Re: Broadcast joins on RDD

2015-01-12 Thread Reza Zadeh
First, you should collect().toMap() the small RDD, then you should use
broadcast followed by a map to do a map-side join

(slide
10 has an example).

Spark SQL also does it by default for tables that are smaller than the
spark.sql.autoBroadcastJoinThreshold setting (by default 10 KB, which is
really small, but you can bump this up with set
spark.sql.autoBroadcastJoinThreshold=100 for example).

On Mon, Jan 12, 2015 at 3:15 PM, Pala M Muthaia  wrote:

> Hi,
>
>
> How do i do broadcast/map join on RDDs?

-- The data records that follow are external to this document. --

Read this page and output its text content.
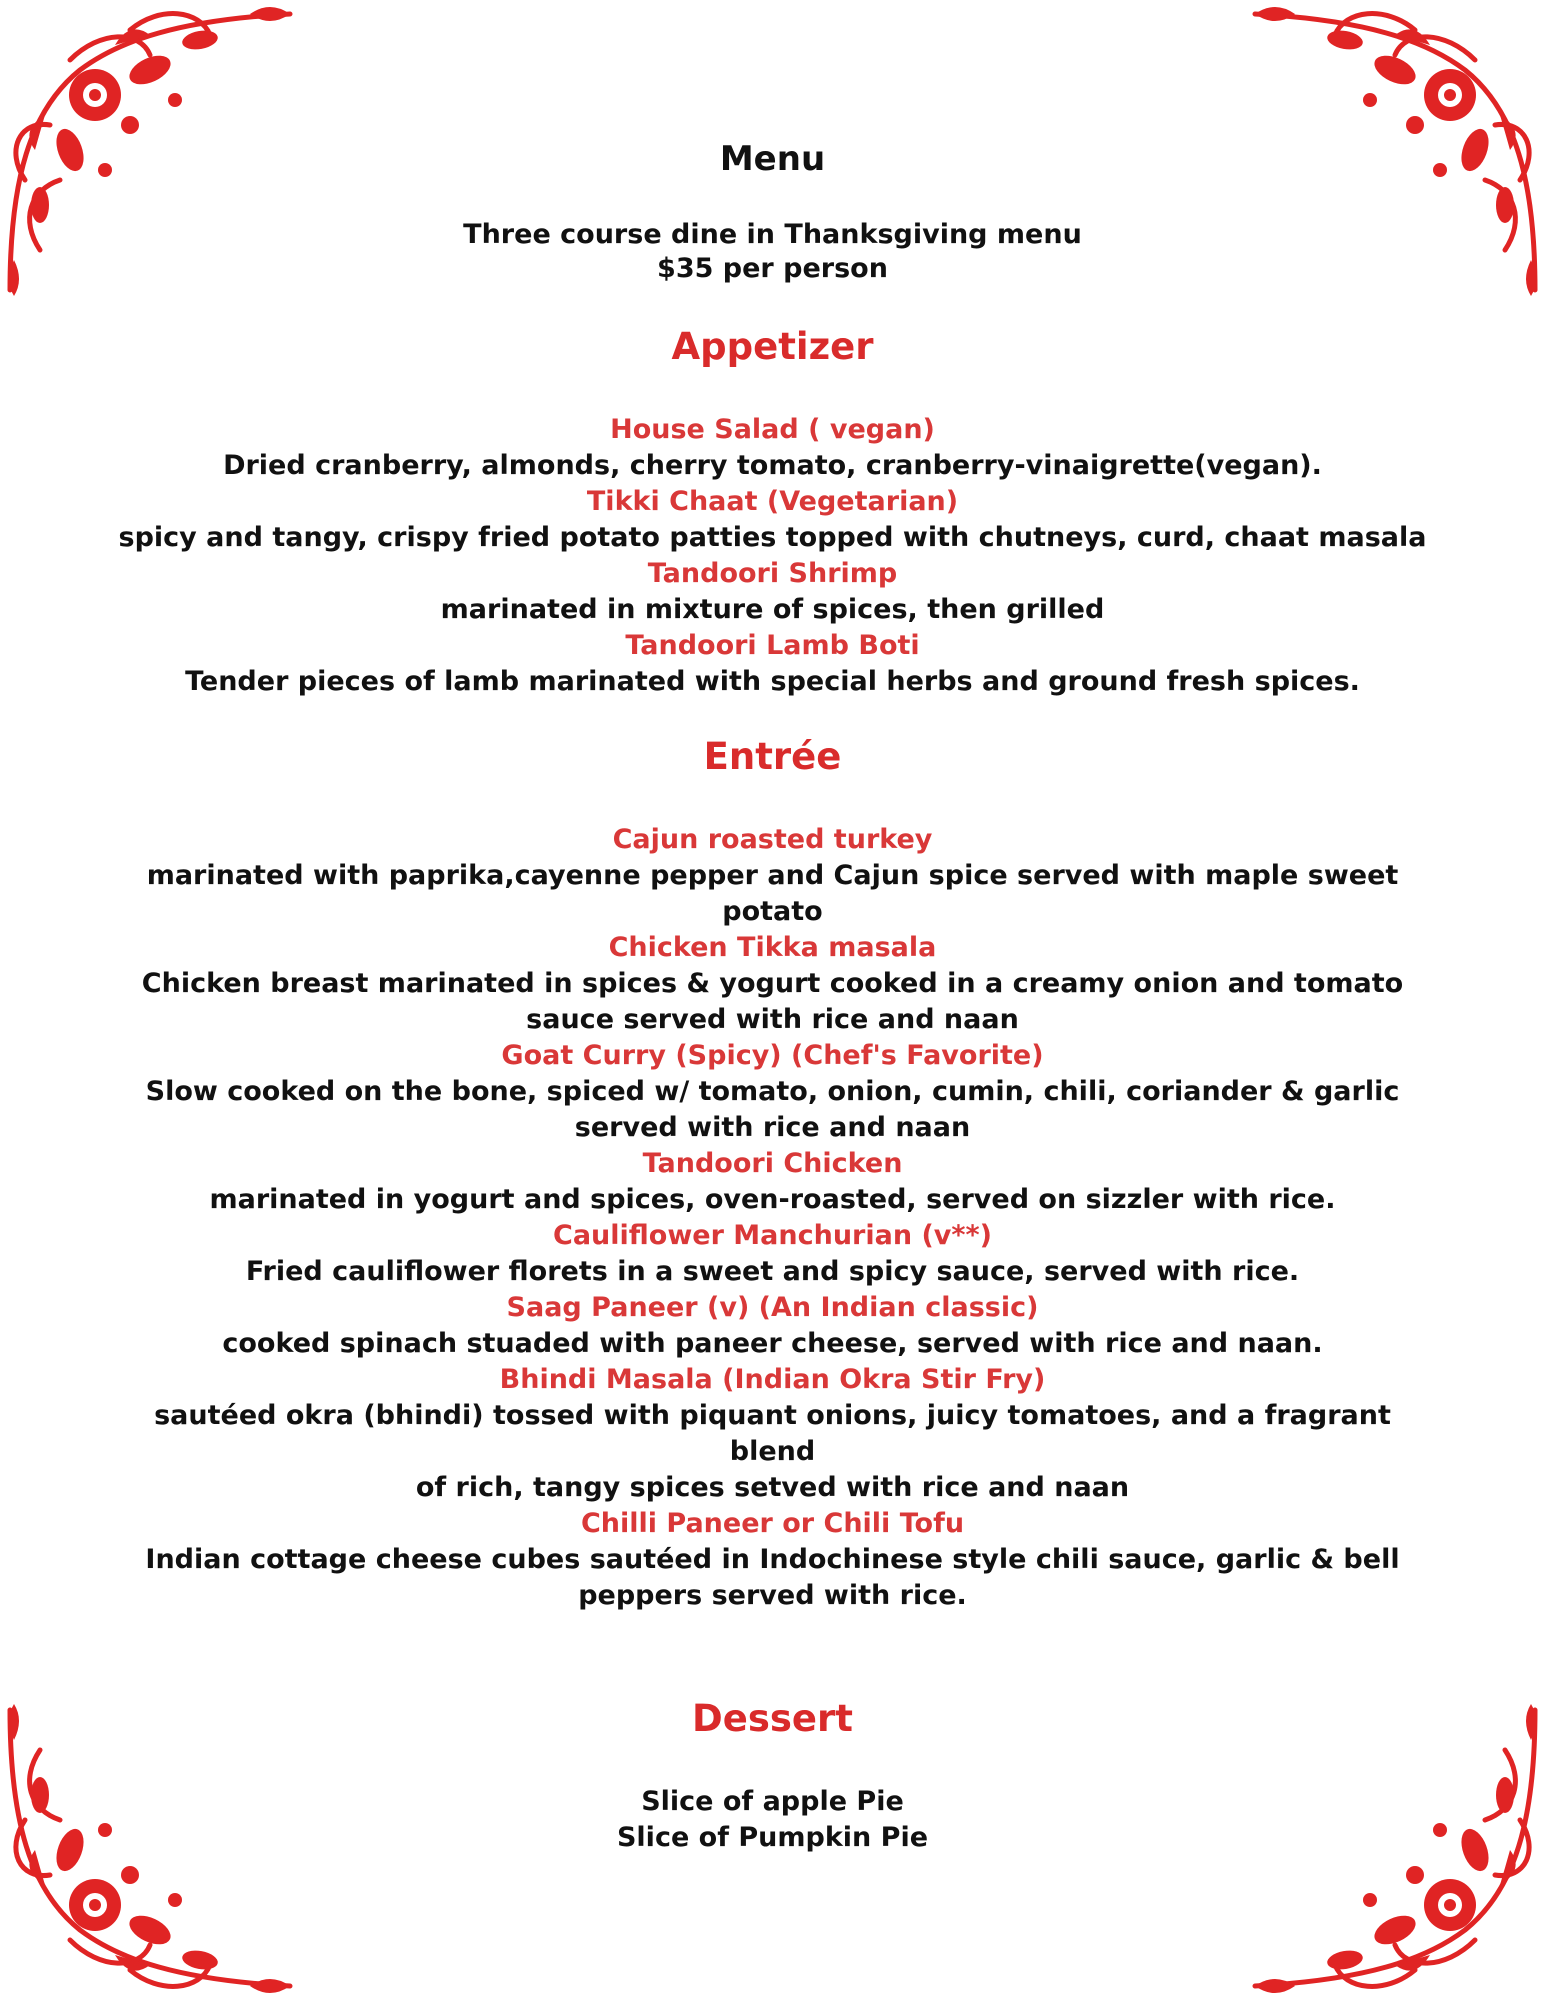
Menu
Three course dine in Thanksgiving menu
$35 per person
Appetizer
House Salad ( vegan)
Dried cranberry, almonds, cherry tomato, cranberry-vinaigrette(vegan).
Tikki Chaat (Vegetarian)
spicy and tangy, crispy fried potato patties topped with chutneys, curd, chaat masala
Tandoori Shrimp
marinated in mixture of spices, then grilled
Tandoori Lamb Boti
Tender pieces of lamb marinated with special herbs and ground fresh spices.
Entrée
Cajun roasted turkey
marinated with paprika,cayenne pepper and Cajun spice served with maple sweet
potato
Chicken Tikka masala
Chicken breast marinated in spices & yogurt cooked in a creamy onion and tomato
sauce served with rice and naan
Goat Curry (Spicy) (Chef's Favorite)
Slow cooked on the bone, spiced w/ tomato, onion, cumin, chili, coriander & garlic
served with rice and naan
Tandoori Chicken
marinated in yogurt and spices, oven-roasted, served on sizzler with rice.
Cauliflower Manchurian (v**)
Fried cauliflower florets in a sweet and spicy sauce, served with rice.
Saag Paneer (v) (An Indian classic)
cooked spinach stuaded with paneer cheese, served with rice and naan.
Bhindi Masala (Indian Okra Stir Fry)
sautéed okra (bhindi) tossed with piquant onions, juicy tomatoes, and a fragrant blend
of rich, tangy spices setved with rice and naan
Chilli Paneer or Chili Tofu
Indian cottage cheese cubes sautéed in Indochinese style chili sauce, garlic & bell
peppers served with rice.
Dessert
Slice of apple Pie
Slice of Pumpkin Pie
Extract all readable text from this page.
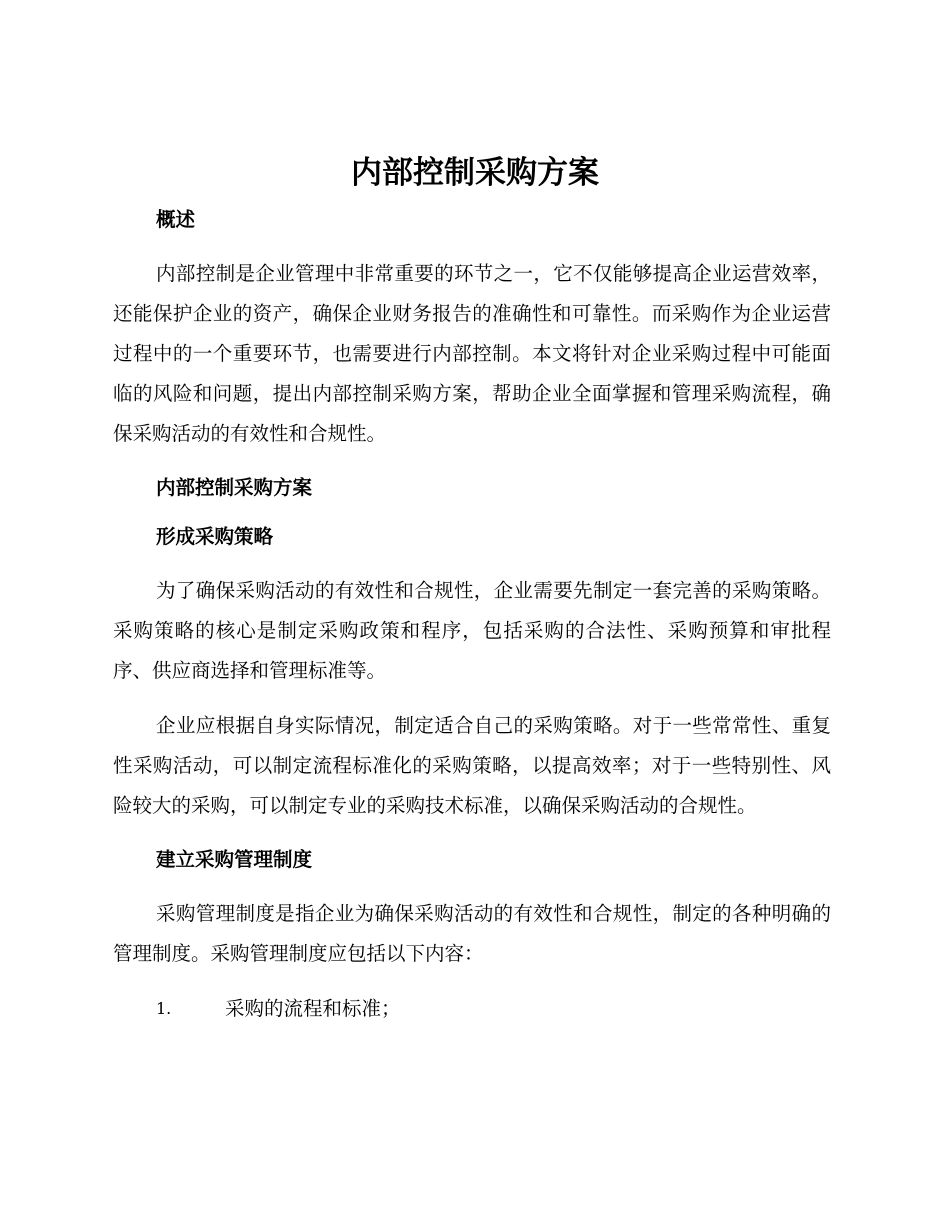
内部控制采购方案

概述

内部控制是企业管理中非常重要的环节之一，它不仅能够提高企业运营效率，还能保护企业的资产，确保企业财务报告的准确性和可靠性。而采购作为企业运营过程中的一个重要环节，也需要进行内部控制。本文将针对企业采购过程中可能面临的风险和问题，提出内部控制采购方案，帮助企业全面掌握和管理采购流程，确保采购活动的有效性和合规性。

内部控制采购方案

形成采购策略

为了确保采购活动的有效性和合规性，企业需要先制定一套完善的采购策略。采购策略的核心是制定采购政策和程序，包括采购的合法性、采购预算和审批程序、供应商选择和管理标准等。

企业应根据自身实际情况，制定适合自己的采购策略。对于一些常常性、重复性采购活动，可以制定流程标准化的采购策略，以提高效率；对于一些特别性、风险较大的采购，可以制定专业的采购技术标准，以确保采购活动的合规性。

建立采购管理制度

采购管理制度是指企业为确保采购活动的有效性和合规性，制定的各种明确的管理制度。采购管理制度应包括以下内容：

1.	采购的流程和标准；
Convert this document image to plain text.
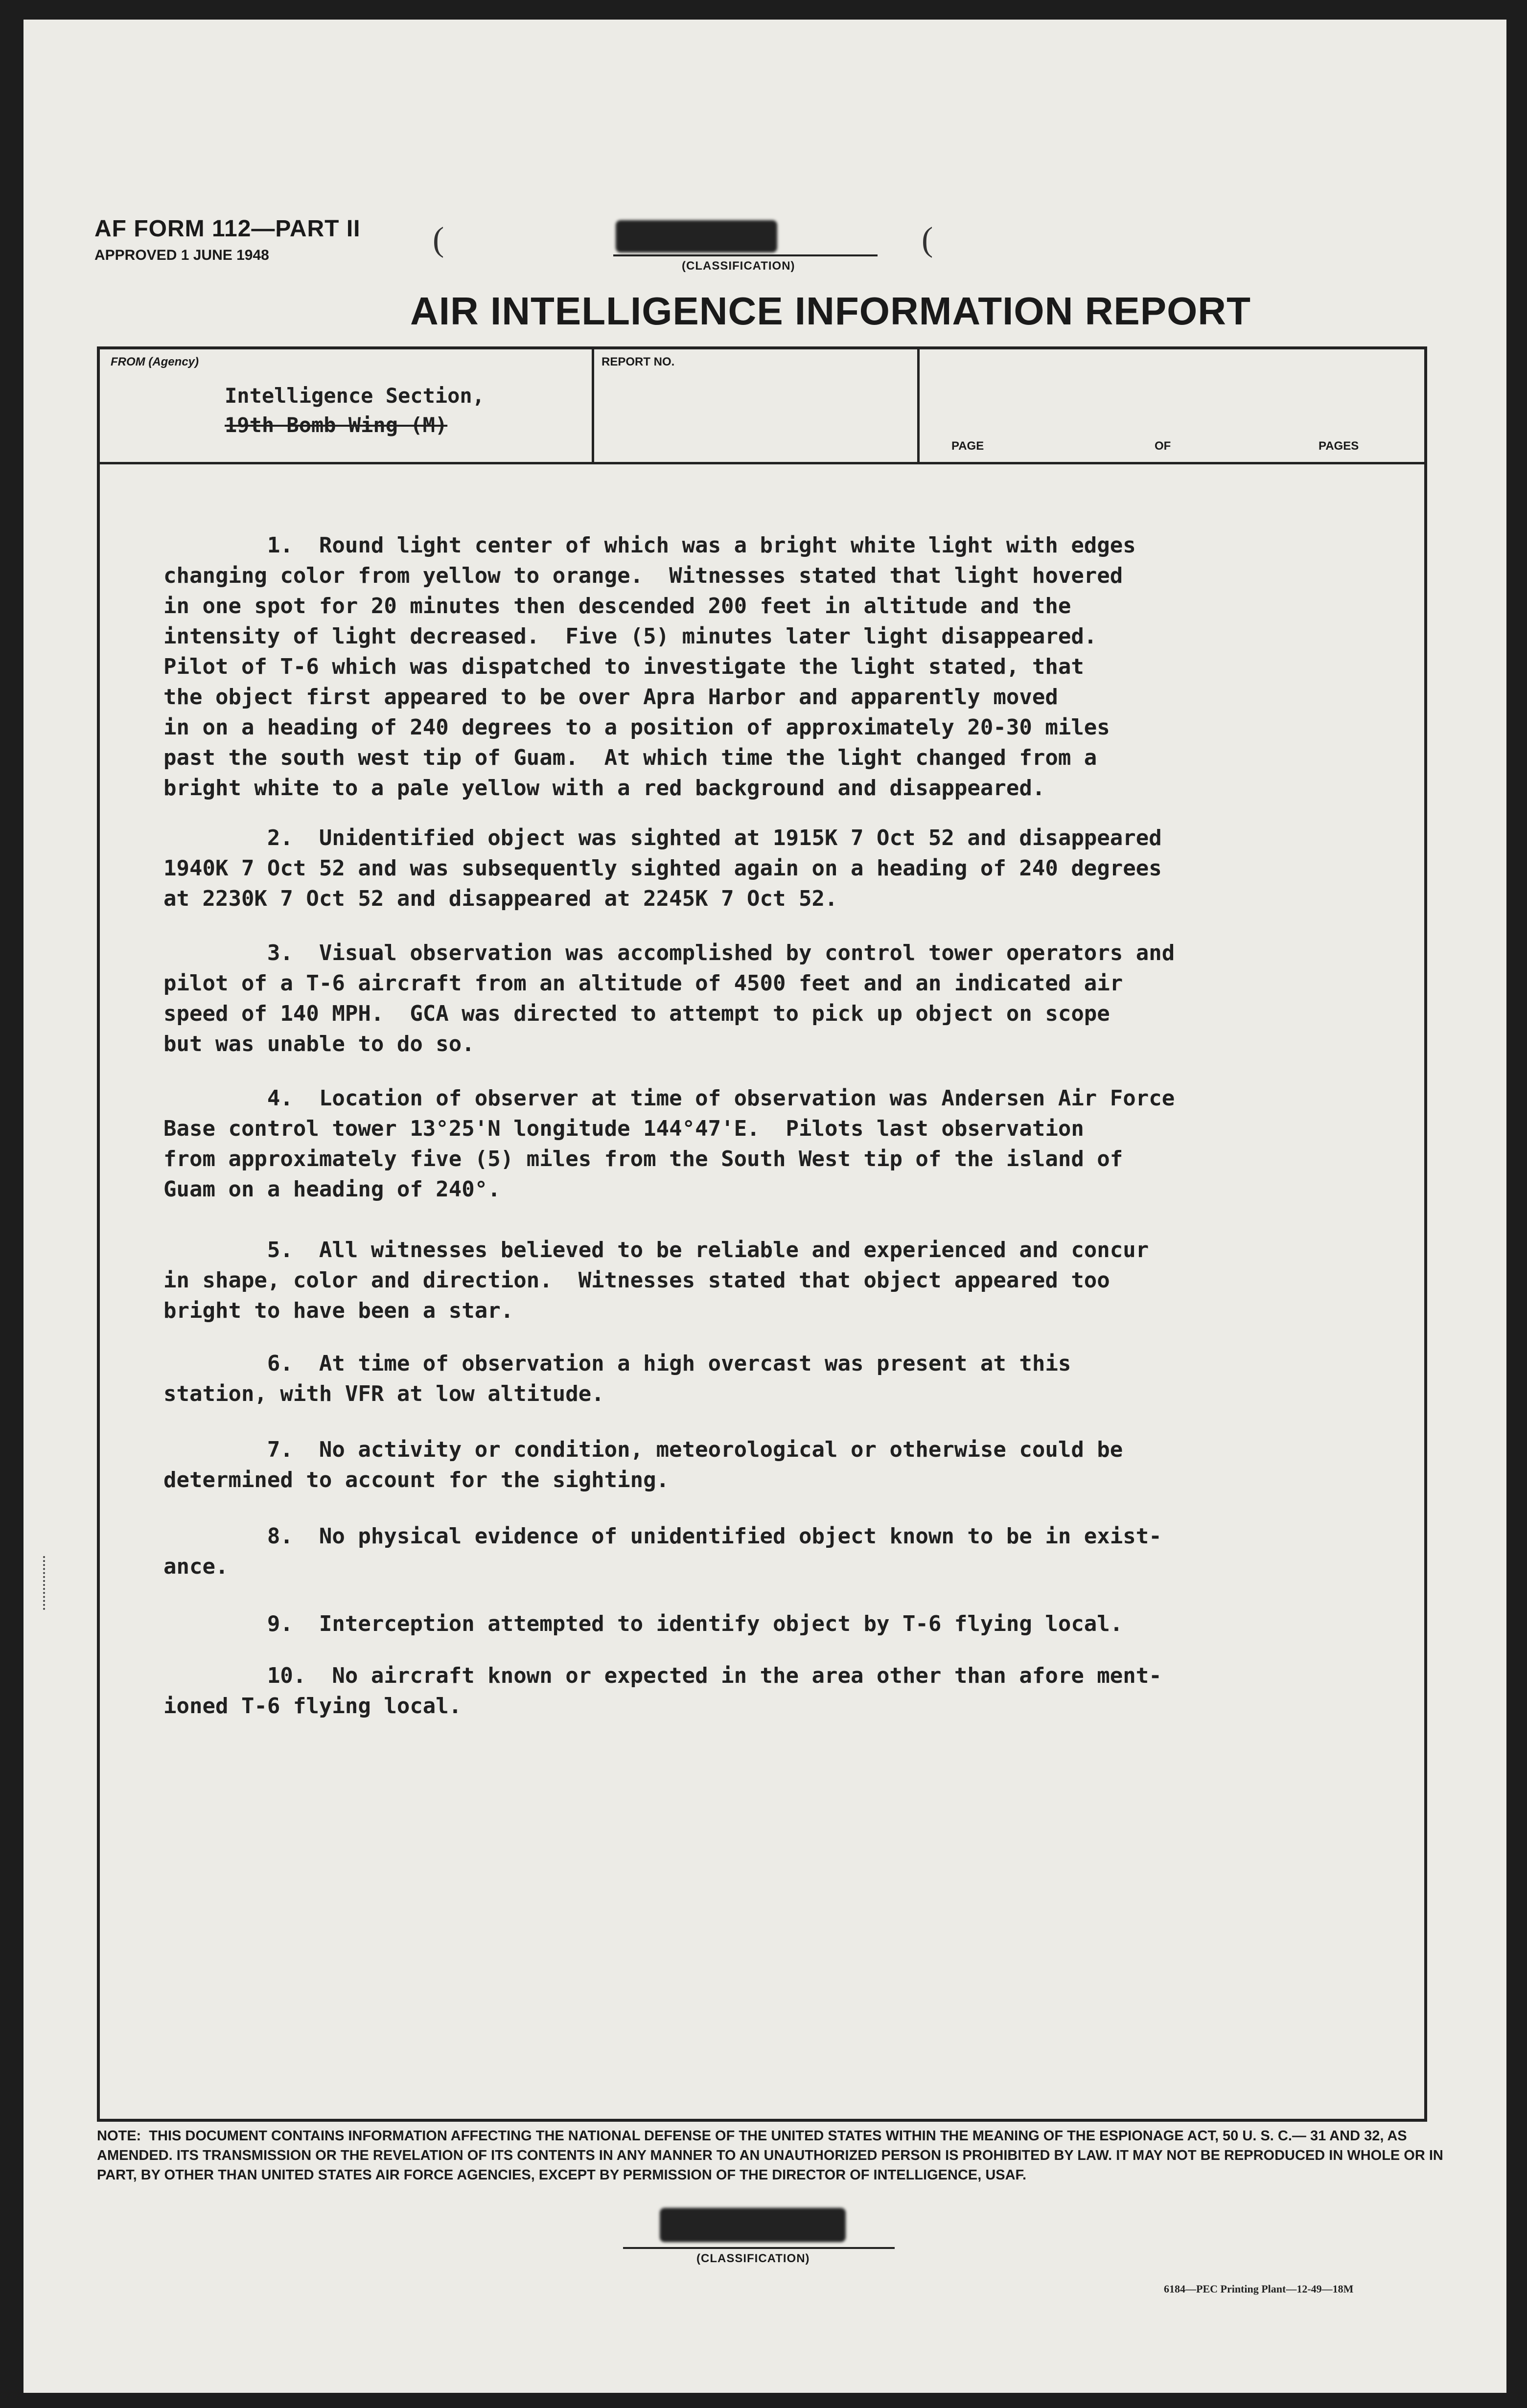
AF FORM 112—PART II
APPROVED 1 JUNE 1948
(CLASSIFICATION)
(	(
AIR INTELLIGENCE INFORMATION REPORT
FROM (Agency)
Intelligence Section,
19th Bomb Wing (M)
REPORT NO.
PAGE	OF	PAGES
1.  Round light center of which was a bright white light with edges
changing color from yellow to orange.  Witnesses stated that light hovered
in one spot for 20 minutes then descended 200 feet in altitude and the
intensity of light decreased.  Five (5) minutes later light disappeared.
Pilot of T-6 which was dispatched to investigate the light stated, that
the object first appeared to be over Apra Harbor and apparently moved
in on a heading of 240 degrees to a position of approximately 20-30 miles
past the south west tip of Guam.  At which time the light changed from a
bright white to a pale yellow with a red background and disappeared.
2.  Unidentified object was sighted at 1915K 7 Oct 52 and disappeared
1940K 7 Oct 52 and was subsequently sighted again on a heading of 240 degrees
at 2230K 7 Oct 52 and disappeared at 2245K 7 Oct 52.
3.  Visual observation was accomplished by control tower operators and
pilot of a T-6 aircraft from an altitude of 4500 feet and an indicated air
speed of 140 MPH.  GCA was directed to attempt to pick up object on scope
but was unable to do so.
4.  Location of observer at time of observation was Andersen Air Force
Base control tower 13°25'N longitude 144°47'E.  Pilots last observation
from approximately five (5) miles from the South West tip of the island of
Guam on a heading of 240°.
5.  All witnesses believed to be reliable and experienced and concur
in shape, color and direction.  Witnesses stated that object appeared too
bright to have been a star.
6.  At time of observation a high overcast was present at this
station, with VFR at low altitude.
7.  No activity or condition, meteorological or otherwise could be
determined to account for the sighting.
8.  No physical evidence of unidentified object known to be in exist-
ance.
9.  Interception attempted to identify object by T-6 flying local.
10.  No aircraft known or expected in the area other than afore ment-
ioned T-6 flying local.
NOTE: THIS DOCUMENT CONTAINS INFORMATION AFFECTING THE NATIONAL DEFENSE OF THE UNITED STATES WITHIN THE MEANING OF THE ESPIONAGE ACT, 50 U. S. C.— 31 AND 32, AS AMENDED. ITS TRANSMISSION OR THE REVELATION OF ITS CONTENTS IN ANY MANNER TO AN UNAUTHORIZED PERSON IS PROHIBITED BY LAW. IT MAY NOT BE REPRODUCED IN WHOLE OR IN PART, BY OTHER THAN UNITED STATES AIR FORCE AGENCIES, EXCEPT BY PERMISSION OF THE DIRECTOR OF INTELLIGENCE, USAF.
(CLASSIFICATION)
6184—PEC Printing Plant—12-49—18M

I have a large RDD that i want to
> inner join with a small RDD. Instead of having the large RDD repartitioned
> and shuffled for join, i would rather send a copy of a small RDD to each
> task, and then perform the join locally.
>
> How would i specify this in Spark code? I didn't find much documentation
> online. I attempted to create a broadcast variable out of the small RDD and
> then access that in the join operator:
>
> largeRdd.join(smallRddBroadCastVar.value)
>
> but that didn't work as expected ( I found that all rows with same key
> were on same task)
>
> I am using Spark version 1.0.1
>
>
> Thanks,
> pala
>
>
>


Broadcast joins on RDD

2015-01-12 Thread Pala M Muthaia
Hi,


How do i do broadcast/map join on RDDs? I have a large RDD that i want to
inner join with a small RDD. Instead of having the large RDD repartitioned
and shuffled for join, i would rather send a copy of a small RDD to each
task, and then perform the join locally.

How would i specify this in Spark code? I didn't find much documentation
online. I attempted to create a broadcast variable out of the small RDD and
then access that in the join operator:

largeRdd.join(smallRddBroadCastVar.value)

but that didn't work as expected ( I found that all rows with same key were
on same task)

I am using Spark version 1.0.1


Thanks,
pala